23Den Modus des faktischen Tätigseins können wir - wie es sich bereits andeutete - als Ausbeuten bezeichnen, worin das Meistern der Erde, ihre Instrumentalisierung, auf den Begriff gebracht wird; in ihm kommen die neuzeitliche Subjekt-Objekt-Spaltung in theoretischer Hinsicht und die Technisierung menschlicher Zivilisation in praktischer Hinsicht zusammen. Die Erde wird Mittel zum Zweck. Im faktischen Wohnen läßt sich die Ausbeutung der Erde an Phänomenen wie der Zersiedelung von Landschaften, dem uneingeschränkten Einsatz von Rohstoffen und Materialien einschließlich ihrer energieverbrauchenden Gewinnung oder Herstellung, dem Eigentum an Grund und Boden oder der Bodenspekulation ablesen.

24Ein weiterer Aspekt des existentialen, schonenden Wohnens liegt, wie Heidegger wieder nicht ohne Pathos sagt, im Empfangen des Himmels. Während der Mensch auf der Erde weitgehend aktiv und verändernd tätig sein kann, bleibt er gegenüber dem stellaren Bereich in ein deutlich passives Verhältnis gedrängt. Er ist gezwungen hinzunehmen, daß die physikalischen Gesetze des Alls das Leben auf der Erde bestimmen, zumal hinsichtlich der Zeit.
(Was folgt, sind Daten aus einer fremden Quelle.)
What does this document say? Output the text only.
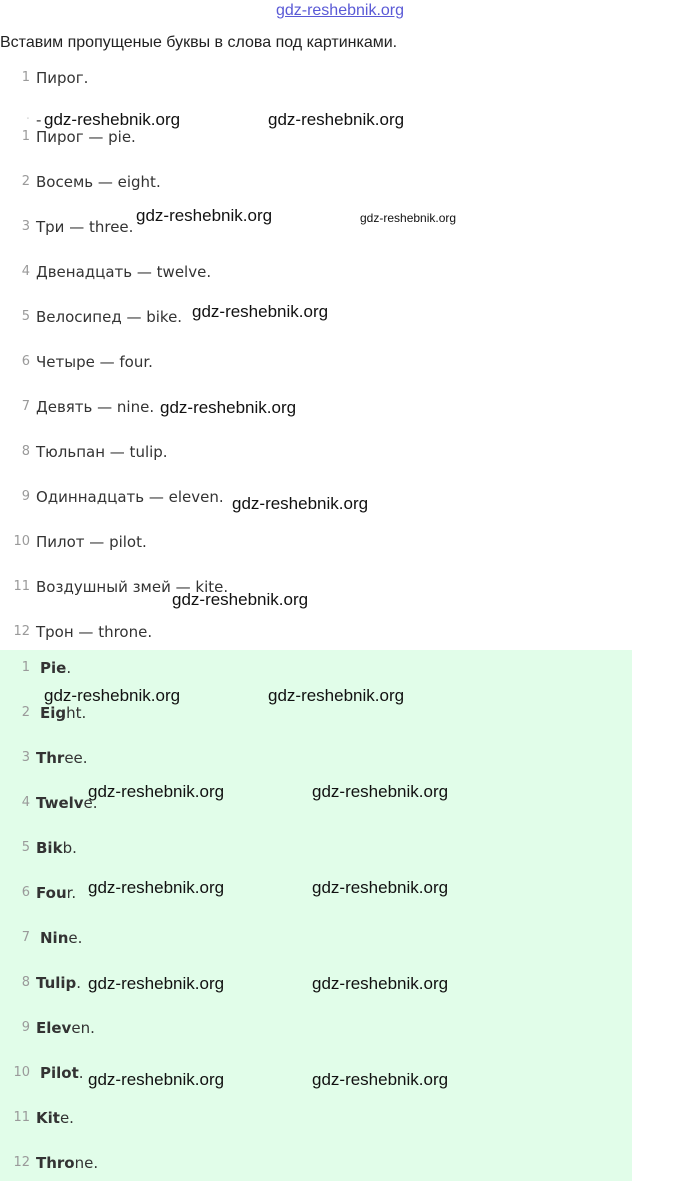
gdz-reshebnik.org
Вставим пропущеные буквы в слова под картинками.
1 Пирог.
· -
1 Пирог — pie.
2 Восемь — eight.
3 Три — three.
4 Двенадцать — twelve.
5 Велосипед — bike.
6 Четыре — four.
7 Девять — nine.
8 Тюльпан — tulip.
9 Одиннадцать — eleven.
10 Пилот — pilot.
11 Воздушный змей — kite.
12 Трон — throne.
1 Pie.
2 Eight.
3 Three.
4 Twelve.
5 Bikb.
6 Four.
7 Nine.
8 Tulip.
9 Eleven.
10 Pilot.
11 Kite.
12 Throne.
gdz-reshebnik.org	gdz-reshebnik.org
gdz-reshebnik.org	gdz-reshebnik.org
gdz-reshebnik.org
gdz-reshebnik.org
gdz-reshebnik.org
gdz-reshebnik.org
gdz-reshebnik.org	gdz-reshebnik.org
gdz-reshebnik.org	gdz-reshebnik.org
gdz-reshebnik.org	gdz-reshebnik.org
gdz-reshebnik.org	gdz-reshebnik.org
gdz-reshebnik.org	gdz-reshebnik.org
Andererseits nimmt - wie die Erde - auch der Himmel, „der wölbende Sonnengang" (BWD, 144), Einfluß auf unsere Raumvorstellung. Angesichts unseres Eingebundenseins in ungeheure kosmische Dimensionen - das hier Gemessene übersteigt alle Vorstellungskraft23 - mag Heideggers Rede von einem Empfangen des Himmels gerechtfertigt sein.

25Ursprünglich ist der Empfangende im Althochdeutschen als Beschützer bzw. Helfer verstanden worden: Wer jemanden bei sich aufnimmt, empfängt ihn,24 nimmt ihn an. Ausgehend von dieser Bedeutung, kennzeichne ich den von der Geviert-Gegend des Himmels abgeleiteten Modus des existentialen Wohnens nicht als Empfangen, sondern als Annehmen, das stärker das aktive Moment in der Bereitschaft des Daseins betont, aufgrund seiner Entschlossenheit zum eigentlichen Seinkönnen im Sinne des Seinlassens schonend handeln zu wollen.
Im Gegensatz dazu ist der Modus des faktischen Tätigseins ein durch und durch tätiges Aufnehmen, nicht im Sinne des Seinlassens, sondern als ein Einrichten, das den stellaren Bereich auf sich zurichtet und - wie in der Raumfahrt- oder Satellitentechnik - für sich nutzbar macht. Das Empfangene wird instrumentalisiert, berechnet, verplant und schließlich verrechnet ganz im Sinne des Ge-stells, wie Heidegger den Betrieb moderner Technik nennt.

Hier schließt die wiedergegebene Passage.